Jon Feingersh Photography Getty Images An official at Russia's Advanced Research Foundation says that live fighters in the infantry ...

Jon Feingersh Photography Getty Images
An official at Russia's Advanced Research Foundation says that live fighters in the infantry will soon be replaced by robotic "brothers." These robot soldiers would be faster and more accurate at target selection than human fighters. The claims build on Russia's continual attempts to introduce lethal autonomous weapons into the military, despite pushback from the United Nations.  A new report out of Russia's military research center suggests the Kremlin is close to realizing an army of Terminator-like robot soldiers that could soon replace humans in battle.

"Living fighters will gradually begin to be replaced by their robotic 'brothers' who can act faster, more accurately and more selectively than people," Vitaly Davydov told the Russian news agency RIA Novosti on April 21, according to a Forbes report. Davydov is the deputy director of the Advanced Research Foundation, which is Russia's version of the U.S. Defensed Advanced Research Projects Agency (DARPA). Davydov argued that not only will military robots be faster and more discriminating in target selection, but they'll also be more accurate, he says. 

While machines can already respond to sensor data, no algorithms exist yet that have transferred over the firing response to the machine, alone."At this point, the Ministry of Defence says that robots replacing humans saves human soldiers from danger," Samuel Bendett, an adviser at the Center for Naval Analyses, told Forbes. "Built into that statement is the assumption that a sophisticated unmanned system would be able to eventually distinguish military targets from civilian ones, avoiding unnecessary casualties." To be clear, Russia has been wanting robo-fighters for some time now. 

In February 2019, the Advanced Research Foundation released a video (above) showing mini tanks that the army could deploy right next to infantry, plus swarms of quadrotor drones.

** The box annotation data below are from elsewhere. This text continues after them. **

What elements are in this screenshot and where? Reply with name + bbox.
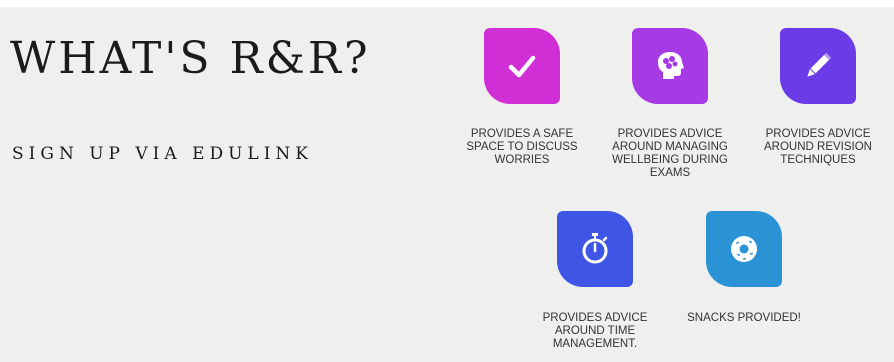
feature-caption-revision: PROVIDES ADVICE AROUND REVISION TECHNIQU… (764, 128, 872, 166)
feature-tile-time-management (557, 211, 633, 287)
checkmark-icon (508, 55, 536, 78)
donut-icon (731, 236, 757, 262)
feature-caption-time-management: PROVIDES ADVICE AROUND TIME MANAGEMENT. (542, 312, 648, 350)
pencil-icon (807, 52, 832, 77)
feature-tile-snacks (706, 211, 782, 287)
feature-tile-revision (780, 28, 856, 104)
brain-icon (658, 52, 684, 79)
feature-caption-safe-space: PROVIDES A SAFE SPACE TO DISCUSS WORRIES (466, 128, 578, 166)
feature-tile-wellbeing (632, 28, 708, 104)
page-subtitle: SIGN UP VIA EDULINK (12, 144, 314, 164)
feature-caption-snacks: SNACKS PROVIDED! (687, 312, 801, 324)
page-title: WHAT'S R&R? (10, 33, 371, 84)
slide: WHAT'S R&R? SIGN UP VIA EDULINK PROVIDES… (0, 7, 894, 362)
feature-caption-wellbeing: PROVIDES ADVICE AROUND MANAGING WELLBEIN… (612, 128, 728, 179)
stopwatch-icon (582, 233, 608, 264)
feature-tile-safe-space (484, 28, 560, 104)
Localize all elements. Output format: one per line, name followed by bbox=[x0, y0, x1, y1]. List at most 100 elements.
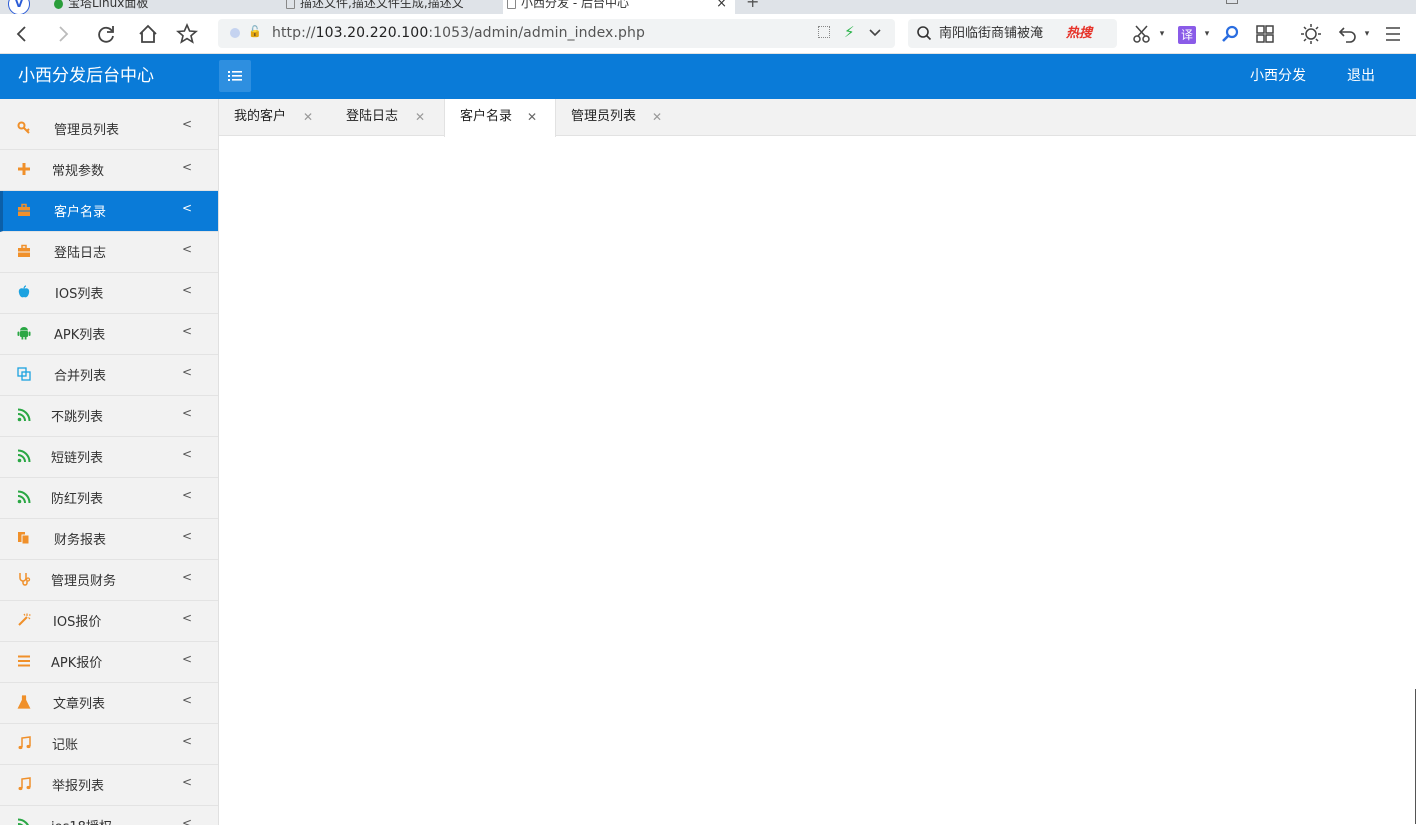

The idea is that both the tanks and the robot swarm could relay target information back to a killer robot that could do the shooting. Later in 2019, an unnamed Russian official told RIA Novosti that the armed forces would use ground robots in urban street battles as early as 2020, building on experience that the military gained in Syria.


That source said that the greatest challenge Russia faces in the eventual deployment of a robot army is a lack of central focus. However, they said, by 2025, the Kremlin expects to roll out groups of multifunctional robots that can solve combat missions by deploying each for a particular purpose.
Considering that Russia has a history of sabotaging conversations surrounding autonomous weapons systems, this adds up. 

Last summer, when the United Nations convened a meeting about lethal autonomous weapons, Russia spent its time "aggressively undermining the Chair's attempts to reach consensus on the draft report," that could one day be a treaty against them, according to a report by Reaching Critical Will, the disarmament program of the Women’s International League for Peace and Freedom.
According to the report:
Russia objected to references to any international law other than international humanitarian law. Despite extensive debate and agreed language from previous GGE sessions it tried to remove all the references to human control, ethics, and morality and it attempted to redirect the object of discussion to specific weapon systems rather than emerging technologies—even though the latter has been the framework of CCW discussions on autonomous weapons for years.
The U.S. similarly rejected references to a need for human control alongside these autonomous systems, and is also heavily investing in automated robotic technologies for the battlefield, including robotic swarms (Russia has plans to deploy those this year).

Vladimir Putin has a history of puffing his chest out when he talks about the Russian military, even when some of its efforts have quite literally crashed and burned.